Steer Clear of Identity Theft

Running a household is a full time job in its own right.

Now, imagine if you had to steer clear of identity theft on a regular basis. Is that something you are capable of doing as head of the household?

As many parents discover, trying to keep their families from falling victim to identity theft is not as easy as one may think it is.

With that being the case, what are you doing to keep your family safe?


Take a Proactive Approach to Beating Online Criminals

So that your family can win the battle against identity theft thieves, remember these tips now and down the road:

  • Don’t take I.D. theft protection for granted – To start with, you need to make sure you have a solid identity theft protection plan in place. There are a number of providers out there, so deciding on which one best fits your family’s needs is an important call. You could opt for a trial LifeLock or other such provider demonstration, seeing if they provide you with all the protection you so desire. In picking a provider, be sure to look at several factors. First, how long have they been in the business? While there is certainly nothing wrong with considering a newer brand, those having been around for a while now obviously have a ton of experience in the business. Secondly, what kind of level of customer service will they offer? You don’t want to be left hanging by a provider that is more interested in making money, less inclined to care what your needs are. Here is where it is possible to rely on family and/or friends, seeing which I.D. theft provider they use to guard their home computers etc. No matter which provider you opt for, be sure you read the fine print before signing any kind of contract;
  • Cover your financial tracks – For an identity theft thief, he or she oftentimes relies on the consumer or business owner to be sloppy. In doing so, those individuals open themselves and their financial lives up to being compromised. Make sure you are one that does not give the online criminal what he or she so desperately seeks. Avoid gaffes along the way, gaffes that can put a serious financial hurting on your life and that of your loved ones. For instance, make sure you avoid leaving financial documents around for the entire world to see, both online and in public. It is also important to be wary of any emails asking you to download attachments. In some cases, the I.D. theft thief has found a way to pose as a family member or friend. You assume since “they” sent you the email, well, it must be safe. Unfortunately, it turns out that you not only open the message, but you download the included attachment.

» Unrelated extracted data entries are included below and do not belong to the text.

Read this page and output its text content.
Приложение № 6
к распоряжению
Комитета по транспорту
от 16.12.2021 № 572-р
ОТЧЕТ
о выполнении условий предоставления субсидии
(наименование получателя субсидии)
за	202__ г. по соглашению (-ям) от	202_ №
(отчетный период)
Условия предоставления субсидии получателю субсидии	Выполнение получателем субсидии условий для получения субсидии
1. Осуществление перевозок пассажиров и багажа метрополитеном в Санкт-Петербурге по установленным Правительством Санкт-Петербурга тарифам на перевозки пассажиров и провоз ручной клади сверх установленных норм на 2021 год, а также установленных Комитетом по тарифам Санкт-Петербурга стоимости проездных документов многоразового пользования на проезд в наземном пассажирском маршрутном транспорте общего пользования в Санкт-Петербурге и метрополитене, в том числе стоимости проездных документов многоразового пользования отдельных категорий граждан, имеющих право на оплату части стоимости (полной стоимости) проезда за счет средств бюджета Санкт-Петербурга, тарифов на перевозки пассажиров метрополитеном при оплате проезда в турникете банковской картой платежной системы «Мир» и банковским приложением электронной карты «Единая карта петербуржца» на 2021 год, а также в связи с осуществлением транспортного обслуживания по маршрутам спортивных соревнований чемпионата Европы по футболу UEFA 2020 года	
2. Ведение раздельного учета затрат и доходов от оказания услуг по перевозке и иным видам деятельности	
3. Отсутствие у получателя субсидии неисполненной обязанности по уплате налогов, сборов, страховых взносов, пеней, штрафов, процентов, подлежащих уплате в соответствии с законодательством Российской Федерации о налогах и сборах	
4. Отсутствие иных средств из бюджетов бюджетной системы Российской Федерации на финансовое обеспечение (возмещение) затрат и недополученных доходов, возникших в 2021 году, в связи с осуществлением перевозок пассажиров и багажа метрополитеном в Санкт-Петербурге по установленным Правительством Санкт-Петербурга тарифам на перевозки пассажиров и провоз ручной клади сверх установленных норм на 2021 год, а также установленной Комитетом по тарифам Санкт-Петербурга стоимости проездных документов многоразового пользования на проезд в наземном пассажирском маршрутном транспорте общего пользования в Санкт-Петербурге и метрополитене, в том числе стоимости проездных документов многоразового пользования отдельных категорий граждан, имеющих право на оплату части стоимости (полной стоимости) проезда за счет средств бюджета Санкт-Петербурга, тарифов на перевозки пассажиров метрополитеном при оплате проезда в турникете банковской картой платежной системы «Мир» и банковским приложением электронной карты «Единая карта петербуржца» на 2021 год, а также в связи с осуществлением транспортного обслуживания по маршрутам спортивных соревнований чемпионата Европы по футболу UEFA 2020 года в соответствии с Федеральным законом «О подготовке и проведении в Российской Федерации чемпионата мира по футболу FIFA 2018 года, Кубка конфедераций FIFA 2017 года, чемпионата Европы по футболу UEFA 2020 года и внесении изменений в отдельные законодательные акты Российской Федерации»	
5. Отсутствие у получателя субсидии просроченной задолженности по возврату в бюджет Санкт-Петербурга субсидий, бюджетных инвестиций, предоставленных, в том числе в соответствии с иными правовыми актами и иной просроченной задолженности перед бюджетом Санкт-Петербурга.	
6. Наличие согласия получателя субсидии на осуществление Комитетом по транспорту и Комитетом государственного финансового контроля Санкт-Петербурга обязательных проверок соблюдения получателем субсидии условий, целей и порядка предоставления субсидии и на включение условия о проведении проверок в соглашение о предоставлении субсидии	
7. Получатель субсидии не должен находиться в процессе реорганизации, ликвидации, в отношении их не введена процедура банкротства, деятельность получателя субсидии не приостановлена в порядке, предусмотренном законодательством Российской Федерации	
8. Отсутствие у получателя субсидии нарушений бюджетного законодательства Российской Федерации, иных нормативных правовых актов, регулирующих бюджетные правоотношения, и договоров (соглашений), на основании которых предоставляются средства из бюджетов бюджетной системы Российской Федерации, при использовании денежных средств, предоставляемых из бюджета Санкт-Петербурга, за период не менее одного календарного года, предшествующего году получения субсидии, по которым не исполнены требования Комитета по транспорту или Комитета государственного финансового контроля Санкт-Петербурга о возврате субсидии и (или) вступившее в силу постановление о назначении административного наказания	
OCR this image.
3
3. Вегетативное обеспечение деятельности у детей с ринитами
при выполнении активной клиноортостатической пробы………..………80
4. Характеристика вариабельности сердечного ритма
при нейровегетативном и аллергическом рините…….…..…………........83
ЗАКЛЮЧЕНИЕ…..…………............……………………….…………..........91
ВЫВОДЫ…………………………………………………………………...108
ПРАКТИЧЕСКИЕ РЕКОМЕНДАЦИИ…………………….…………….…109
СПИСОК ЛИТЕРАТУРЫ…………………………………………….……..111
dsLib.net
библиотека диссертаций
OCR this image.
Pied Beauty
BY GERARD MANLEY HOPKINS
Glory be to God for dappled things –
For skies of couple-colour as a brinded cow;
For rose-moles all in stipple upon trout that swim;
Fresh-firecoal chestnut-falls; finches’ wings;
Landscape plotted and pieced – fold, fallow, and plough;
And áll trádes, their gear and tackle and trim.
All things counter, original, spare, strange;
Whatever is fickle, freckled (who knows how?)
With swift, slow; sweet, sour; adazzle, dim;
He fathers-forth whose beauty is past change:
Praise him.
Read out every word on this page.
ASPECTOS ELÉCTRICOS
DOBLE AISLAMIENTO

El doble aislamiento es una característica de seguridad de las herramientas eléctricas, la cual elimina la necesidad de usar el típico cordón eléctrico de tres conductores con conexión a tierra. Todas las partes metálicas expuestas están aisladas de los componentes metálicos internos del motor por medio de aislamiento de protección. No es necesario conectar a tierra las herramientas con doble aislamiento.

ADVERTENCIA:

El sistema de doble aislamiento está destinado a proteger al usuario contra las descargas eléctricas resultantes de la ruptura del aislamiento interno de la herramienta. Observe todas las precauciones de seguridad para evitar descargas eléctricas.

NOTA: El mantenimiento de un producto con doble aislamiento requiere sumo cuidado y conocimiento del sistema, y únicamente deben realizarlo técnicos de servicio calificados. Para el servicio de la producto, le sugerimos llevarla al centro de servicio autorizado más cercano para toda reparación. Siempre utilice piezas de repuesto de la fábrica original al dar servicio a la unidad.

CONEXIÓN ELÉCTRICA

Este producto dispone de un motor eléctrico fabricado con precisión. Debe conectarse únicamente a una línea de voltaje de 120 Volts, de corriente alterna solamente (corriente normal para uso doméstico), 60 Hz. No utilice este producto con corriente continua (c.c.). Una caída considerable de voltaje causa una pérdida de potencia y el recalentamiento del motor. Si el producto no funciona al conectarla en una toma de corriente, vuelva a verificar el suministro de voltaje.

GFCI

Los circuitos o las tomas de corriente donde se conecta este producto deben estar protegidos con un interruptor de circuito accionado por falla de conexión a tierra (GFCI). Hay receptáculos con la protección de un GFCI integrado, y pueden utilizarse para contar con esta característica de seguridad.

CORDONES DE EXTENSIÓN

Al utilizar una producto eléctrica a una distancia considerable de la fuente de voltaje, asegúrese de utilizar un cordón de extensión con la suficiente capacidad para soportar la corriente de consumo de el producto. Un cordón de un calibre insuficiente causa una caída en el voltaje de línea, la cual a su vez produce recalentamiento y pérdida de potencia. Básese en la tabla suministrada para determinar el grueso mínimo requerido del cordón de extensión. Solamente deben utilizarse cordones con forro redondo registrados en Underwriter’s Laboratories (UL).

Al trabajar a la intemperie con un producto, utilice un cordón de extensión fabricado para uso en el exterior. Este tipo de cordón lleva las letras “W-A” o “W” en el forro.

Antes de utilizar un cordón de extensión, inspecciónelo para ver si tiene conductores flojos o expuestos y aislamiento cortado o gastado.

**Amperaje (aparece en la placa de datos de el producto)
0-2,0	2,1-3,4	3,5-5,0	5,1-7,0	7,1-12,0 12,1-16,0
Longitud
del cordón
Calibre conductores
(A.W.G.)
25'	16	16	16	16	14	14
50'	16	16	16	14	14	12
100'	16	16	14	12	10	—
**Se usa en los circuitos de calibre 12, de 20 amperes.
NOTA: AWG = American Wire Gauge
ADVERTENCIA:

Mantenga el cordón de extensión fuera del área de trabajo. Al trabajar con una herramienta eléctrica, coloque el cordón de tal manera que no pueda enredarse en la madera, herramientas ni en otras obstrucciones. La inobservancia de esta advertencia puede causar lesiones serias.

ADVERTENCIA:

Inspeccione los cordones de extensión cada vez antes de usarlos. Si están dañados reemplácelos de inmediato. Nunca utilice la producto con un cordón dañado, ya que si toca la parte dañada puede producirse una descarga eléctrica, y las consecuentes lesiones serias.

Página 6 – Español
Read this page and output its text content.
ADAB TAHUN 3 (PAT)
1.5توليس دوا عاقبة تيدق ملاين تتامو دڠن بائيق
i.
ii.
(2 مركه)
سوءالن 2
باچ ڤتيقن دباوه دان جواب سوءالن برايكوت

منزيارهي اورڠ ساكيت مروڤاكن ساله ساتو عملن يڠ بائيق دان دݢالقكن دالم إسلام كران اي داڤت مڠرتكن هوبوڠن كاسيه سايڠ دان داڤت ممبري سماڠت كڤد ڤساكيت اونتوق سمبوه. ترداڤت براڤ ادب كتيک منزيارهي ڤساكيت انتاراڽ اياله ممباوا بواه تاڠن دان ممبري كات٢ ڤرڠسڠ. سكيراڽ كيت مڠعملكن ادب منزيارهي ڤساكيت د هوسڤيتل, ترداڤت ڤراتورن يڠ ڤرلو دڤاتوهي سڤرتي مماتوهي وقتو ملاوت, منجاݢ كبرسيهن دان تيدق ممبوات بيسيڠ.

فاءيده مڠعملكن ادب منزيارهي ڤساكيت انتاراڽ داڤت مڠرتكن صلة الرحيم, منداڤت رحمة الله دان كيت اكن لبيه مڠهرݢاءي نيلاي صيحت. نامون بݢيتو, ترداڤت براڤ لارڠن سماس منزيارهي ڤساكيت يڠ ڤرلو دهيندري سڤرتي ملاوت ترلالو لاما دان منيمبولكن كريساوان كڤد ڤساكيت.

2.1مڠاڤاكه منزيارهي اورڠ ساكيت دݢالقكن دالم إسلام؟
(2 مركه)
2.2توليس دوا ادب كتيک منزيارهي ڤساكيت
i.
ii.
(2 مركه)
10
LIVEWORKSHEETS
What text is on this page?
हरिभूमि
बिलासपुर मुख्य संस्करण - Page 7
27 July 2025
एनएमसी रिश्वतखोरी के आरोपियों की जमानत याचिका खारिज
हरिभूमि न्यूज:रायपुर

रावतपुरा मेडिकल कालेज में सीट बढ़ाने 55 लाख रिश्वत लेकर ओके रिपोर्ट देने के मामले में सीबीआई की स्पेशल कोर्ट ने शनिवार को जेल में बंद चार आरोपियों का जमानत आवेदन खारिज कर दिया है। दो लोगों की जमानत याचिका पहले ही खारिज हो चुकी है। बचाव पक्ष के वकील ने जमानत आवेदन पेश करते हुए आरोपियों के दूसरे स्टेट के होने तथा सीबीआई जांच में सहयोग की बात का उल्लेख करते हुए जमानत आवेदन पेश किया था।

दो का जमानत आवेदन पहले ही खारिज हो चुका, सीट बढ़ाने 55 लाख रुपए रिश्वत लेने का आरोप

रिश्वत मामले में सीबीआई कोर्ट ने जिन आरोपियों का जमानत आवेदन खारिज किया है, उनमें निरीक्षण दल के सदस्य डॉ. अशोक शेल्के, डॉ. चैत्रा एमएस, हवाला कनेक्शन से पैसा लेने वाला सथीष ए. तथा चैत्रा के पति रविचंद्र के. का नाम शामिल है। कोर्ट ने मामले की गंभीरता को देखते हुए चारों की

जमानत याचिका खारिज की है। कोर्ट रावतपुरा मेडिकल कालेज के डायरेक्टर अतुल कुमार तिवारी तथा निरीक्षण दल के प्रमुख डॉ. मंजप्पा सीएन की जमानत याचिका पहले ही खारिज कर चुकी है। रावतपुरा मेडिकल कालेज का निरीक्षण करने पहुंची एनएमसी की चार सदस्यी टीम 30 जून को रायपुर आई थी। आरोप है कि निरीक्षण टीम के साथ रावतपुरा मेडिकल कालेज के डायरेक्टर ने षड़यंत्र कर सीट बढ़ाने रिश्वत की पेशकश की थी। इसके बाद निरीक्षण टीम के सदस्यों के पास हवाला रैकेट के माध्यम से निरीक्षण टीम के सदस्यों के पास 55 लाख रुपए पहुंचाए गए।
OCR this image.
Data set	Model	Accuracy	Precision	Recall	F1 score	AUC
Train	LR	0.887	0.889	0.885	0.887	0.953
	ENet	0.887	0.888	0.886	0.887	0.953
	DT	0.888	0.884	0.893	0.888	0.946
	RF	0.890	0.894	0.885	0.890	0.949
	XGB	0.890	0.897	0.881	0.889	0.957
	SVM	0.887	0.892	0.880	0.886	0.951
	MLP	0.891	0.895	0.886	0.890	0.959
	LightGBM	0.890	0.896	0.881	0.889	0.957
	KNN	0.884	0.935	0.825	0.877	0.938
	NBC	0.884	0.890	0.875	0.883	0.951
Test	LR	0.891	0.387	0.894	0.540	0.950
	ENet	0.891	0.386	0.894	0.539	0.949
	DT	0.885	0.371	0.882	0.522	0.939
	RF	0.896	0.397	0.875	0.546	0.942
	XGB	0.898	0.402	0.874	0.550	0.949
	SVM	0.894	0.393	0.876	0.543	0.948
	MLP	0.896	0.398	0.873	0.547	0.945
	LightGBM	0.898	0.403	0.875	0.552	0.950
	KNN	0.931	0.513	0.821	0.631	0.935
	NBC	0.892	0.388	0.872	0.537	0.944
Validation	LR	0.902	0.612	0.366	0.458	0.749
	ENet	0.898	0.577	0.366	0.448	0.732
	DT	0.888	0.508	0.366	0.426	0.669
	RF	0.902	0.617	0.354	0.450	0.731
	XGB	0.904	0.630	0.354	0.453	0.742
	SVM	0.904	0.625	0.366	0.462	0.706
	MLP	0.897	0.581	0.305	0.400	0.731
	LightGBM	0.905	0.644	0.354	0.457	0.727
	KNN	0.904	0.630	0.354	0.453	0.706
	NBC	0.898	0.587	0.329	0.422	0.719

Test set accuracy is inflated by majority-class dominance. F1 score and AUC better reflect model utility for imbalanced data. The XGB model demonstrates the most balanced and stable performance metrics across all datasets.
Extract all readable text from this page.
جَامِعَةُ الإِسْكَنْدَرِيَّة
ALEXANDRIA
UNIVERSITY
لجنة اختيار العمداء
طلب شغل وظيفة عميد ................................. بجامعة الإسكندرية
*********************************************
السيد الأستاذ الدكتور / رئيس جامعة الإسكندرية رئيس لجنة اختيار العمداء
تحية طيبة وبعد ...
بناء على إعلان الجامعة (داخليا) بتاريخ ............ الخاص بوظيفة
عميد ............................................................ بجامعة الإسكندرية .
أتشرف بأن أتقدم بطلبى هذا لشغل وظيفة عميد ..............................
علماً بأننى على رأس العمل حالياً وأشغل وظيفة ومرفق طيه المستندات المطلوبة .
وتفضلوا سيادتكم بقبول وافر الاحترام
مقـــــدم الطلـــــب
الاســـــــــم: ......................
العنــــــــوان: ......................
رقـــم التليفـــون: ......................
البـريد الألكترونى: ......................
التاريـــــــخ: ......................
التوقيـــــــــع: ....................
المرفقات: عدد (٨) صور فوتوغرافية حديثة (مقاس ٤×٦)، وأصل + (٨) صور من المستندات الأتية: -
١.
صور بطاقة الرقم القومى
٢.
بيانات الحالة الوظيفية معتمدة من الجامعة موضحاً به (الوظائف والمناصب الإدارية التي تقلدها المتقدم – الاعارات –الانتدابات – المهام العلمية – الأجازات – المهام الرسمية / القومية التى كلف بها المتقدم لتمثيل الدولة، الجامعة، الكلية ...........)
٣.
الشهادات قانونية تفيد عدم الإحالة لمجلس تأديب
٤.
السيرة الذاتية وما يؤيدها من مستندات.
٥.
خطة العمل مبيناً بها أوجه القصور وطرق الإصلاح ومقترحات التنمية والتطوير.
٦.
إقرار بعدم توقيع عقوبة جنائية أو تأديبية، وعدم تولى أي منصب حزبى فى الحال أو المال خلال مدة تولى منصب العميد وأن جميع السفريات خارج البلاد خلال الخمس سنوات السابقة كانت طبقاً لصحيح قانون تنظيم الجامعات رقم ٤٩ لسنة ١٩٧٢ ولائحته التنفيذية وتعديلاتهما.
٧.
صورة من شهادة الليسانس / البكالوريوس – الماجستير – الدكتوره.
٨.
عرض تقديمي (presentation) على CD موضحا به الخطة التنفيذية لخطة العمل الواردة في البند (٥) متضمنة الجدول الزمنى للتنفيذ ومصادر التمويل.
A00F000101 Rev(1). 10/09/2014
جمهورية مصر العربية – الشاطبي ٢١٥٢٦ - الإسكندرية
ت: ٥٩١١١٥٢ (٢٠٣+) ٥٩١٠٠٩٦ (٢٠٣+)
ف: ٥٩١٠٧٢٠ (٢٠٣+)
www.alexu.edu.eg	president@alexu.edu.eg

What ends up happening is you now have a virus on your computer, a virus that can easily expose some or much of your online financial details. Before you know it, not only has your financial safety been compromised, but you now are dealing with a major debt issue. While that debt issue may be cleared up down the road as not being something you caused, do you really want all that hassle in the first place? Be cautious and always err on the side of caution;
  • Teach your kids – Finally, what better way to teach your children to be responsible with money than by setting an example from day one? Since many kids spend a fair amount of time on the Internet these days, it is important to teach them the right way over the wrong way in using the worldwide web. Among the items to teach them – never divulge personal information, steer clear of opening and downloading any emails that sound even the least bit suspicious, and avoid strangers trying to start up a conversation. All have the potential to be a recipe for disaster.


Steering clear of identity theft starts and ends with having the right protection in place, but there is so much in between.

When you set the right example for your entire family, identity theft thieves have a harder time breaking into your personal financial life.

Last time you checked, I.D. theft thieves were not invited to visit your home.

As a parent, what do you do to limit the chances of becoming the next identity theft victim?